Belfort’s attempt at bribery is fantastic. Basically detailing a story where he advised someone in need of money in what stocks to invest in and that person making a fortune and how Belfort “would be willing to do that for anyone”. When challenged about this being a bribe Belfort reveals he researched what legally constitutes a bribe and that wouldn’t count. Again, it’s a little suspicious for someone to be able to recite the criminal code of a crime if they’re not a lawyer.
Good for you, Little Man
Oh, Agent Denham, you film stealing hero. Denham is played by Kyle Chandler who, and this is important for the Denham role, is your go-to guy for American decency (if you need someone younger than Tom Hanks), he is probably best known for his role in Friday Night Lights where he played an honourable, upstanding and inspirational football coach. Denham’s casual chatting with Belfort seems to suggest he is not interested in the case and possibly dissatisfied with his job, the attempted bribe being when he flips to his real character.

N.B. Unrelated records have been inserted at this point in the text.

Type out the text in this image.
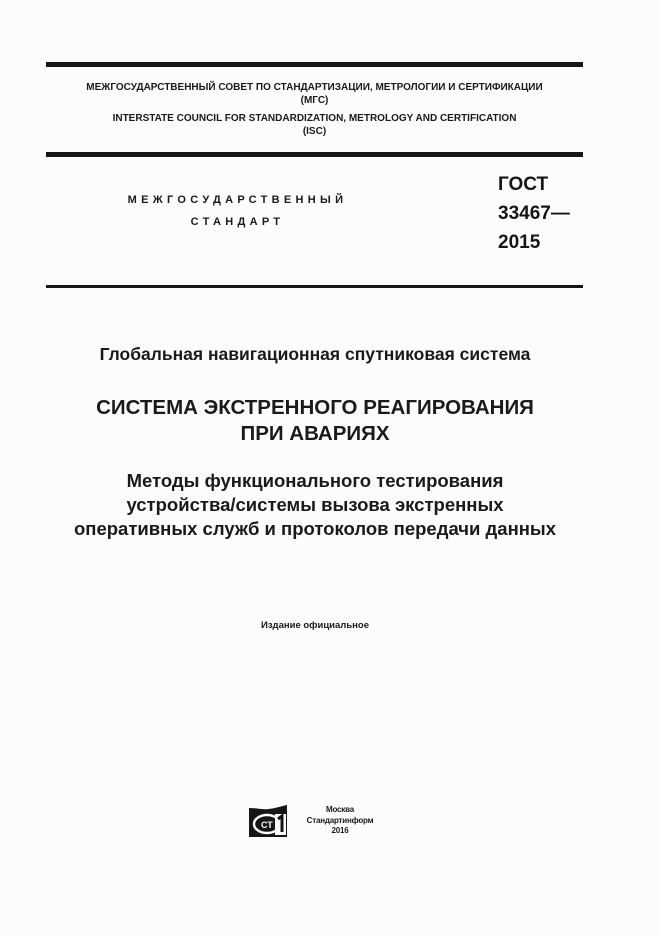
МЕЖГОСУДАРСТВЕННЫЙ СОВЕТ ПО СТАНДАРТИЗАЦИИ, МЕТРОЛОГИИ И СЕРТИФИКАЦИИ
(МГС)
INTERSTATE COUNCIL FOR STANDARDIZATION, METROLOGY AND CERTIFICATION
(ISC)
МЕЖГОСУДАРСТВЕННЫЙ
СТАНДАРТ
ГОСТ
33467—
2015
Глобальная навигационная спутниковая система
СИСТЕМА ЭКСТРЕННОГО РЕАГИРОВАНИЯ
ПРИ АВАРИЯХ
Методы функционального тестирования
устройства/системы вызова экстренных
оперативных служб и протоколов передачи данных
Издание официальное
СТ
Москва
Стандартинформ
2016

As Belfort becomes more aggressive Denham responds in kind and leads to one of the all-time best deliveries, “Good for you, little man,” when sarcastically congratulating Belfort on becoming a Wall Street douchebag without any help from anyone else. Belfort is stunned by this comment but mainly in that he can’t understand it…he’s rich, really rich, how can he be a “little man”, he’s a giant. A colossus. The embodiment of the American Dream. The thing is, of course, Denham is right.
A lot of this scene is purely about status. Of all the places Belfort could have met with the FBI agents he chooses his insanely expensive yacht. He is obsessed with money and how much the FBI agents make, originally pretending to be sympathetic but quickly changing to just mocking them. Belfort assumes that because Denham works for the FBI for what to him is an insignificant amount of money he is a loser. The idea that Denham might believe in what he’s doing is either inconceivable or at best a pitiable weakness. To me, this is the best and most interesting scene in the whole film – not the drug-filled hedonistic parties, not the cult-like team talks Belfort gives his employees, not the incredibly charismatic phone calls Belfort makes when selling stocks but this scene where Denham sizes up Belfort and sees right through him.
Years ago David Cross and Bob Odenkirk made a sketch show called Mr. Show, which contained a sketch based on the premise “someone who makes more money than you is better than you”, so Van Gogh, Einstein and Galileo are actually pretty unsuccessful people. This is Jordan Belfort’s philosophy – he is better than just about everyone he meets because he is richer.
The Hero I’m Going To Be Back At The Office, When The Bureau seizes this boat!
All Belfort manages to do in this scene is upset the FBI and probably convince them that yes, he is absolutely breaking the law. It’s an interesting look at the dynamic of power in America (and indeed the whole world) – who is the more powerful person? Belfort with his huge personal wealth or Denham as a federal officer, a representative of the most powerful country on Earth. There was a lot of discussion at the time about if people actually saw Belfort as the hero of this film, that people liked him and wanted him to win. I saw this as Goodfellas but for white-collar crime. In this scene Belfort helps further his own downfall, antagonising the FBI. In the final moments of this scene, Belfort has just finished throwing money at Denham and his arrogance and deluded grandeur fade as he realises he has just made a terrible mistake.